In an increasingly multipolar and economically competitive and interdependent world in which momentum is shifting from ailing Europe toward Asia and the global south, Obama’s global leadership will certainly be tested. Up to now, his foreign policy has for the most part been pursuing pragmatic goals rather than living up to his activist vision and the idealistic image that his worldwide audience had formed of him in the beginning of his presidency. Although he has repeatedly promised that he will help to “bend the long arc of history toward justice” he has only partially succeeded in realizing this goal; a fact that has been highlighted by several contributors to this volume. Therefore, for the remainder of his second term, the crucial question remains: can President Obama live up to his own words or will go down in history as a leader who acted more like a pragmatic politician and less of a worldwide, effective champion of justice and human progress?
It seems likely that President Obama will remain more successful on the global stage than at home where a divided and at times dysfunctional Congress is likely to prevent the implementation of many of his plans. Although at the beginning of his second term the American people were split neatly in half over their assessment of Obama’s achievements as a president, a considerable drop in his recent approval rates reflect the public’s increasing dissatisfaction with his performance at home.
This book was written in the eve of President Obama’s re-election. Thus the questions raised in this book do not necessarily draw a final conclusion but rather constitute, as the editors suggest, working hypotheses and specific lines of inquiry to be followed up over time. These are issues that the editors plan to revisit in future analysis.

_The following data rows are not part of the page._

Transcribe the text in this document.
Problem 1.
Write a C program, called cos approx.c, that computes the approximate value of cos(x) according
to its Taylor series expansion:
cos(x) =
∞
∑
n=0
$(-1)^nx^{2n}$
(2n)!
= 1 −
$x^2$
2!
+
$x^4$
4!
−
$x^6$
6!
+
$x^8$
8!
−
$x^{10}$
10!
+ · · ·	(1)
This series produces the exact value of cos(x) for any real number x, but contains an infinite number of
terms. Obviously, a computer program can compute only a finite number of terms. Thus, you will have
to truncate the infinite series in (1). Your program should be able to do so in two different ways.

This is the first book of its kind. No other volume has analyzed Obama’s leadership within the broader context of globalization in different parts of the world. By presenting an integrated view of global perceptions, this book addresses strategic issues concerning America’s future while building a global understanding of the Obama Presidency that digs deeper than regular opinion surveys do. The editors of this volume have done a fantastic job in putting together the various contributions thereby providing the reader with a comprehensive coverage of the chosen theme and a book where its individual parts tie up very well together. The volume contributors have also done an excellent job in responding to the set of questions advanced by the editors.
This volume is well-structured, well-written, well-argued and well-documented. It would be useful to political scientists interested in examining the impact of American Presidency on domestic and international affairs but also to scholars and practitioners interested in international politics and U.S. foreign policy. Its written style makes the book suitable for inclusion in different levels of undergraduate and graduate courses on global, regional and geopolitical issues. Last, but not least the book is accessible to the general public and it can easily be read by anyone interested in politics and global affairs.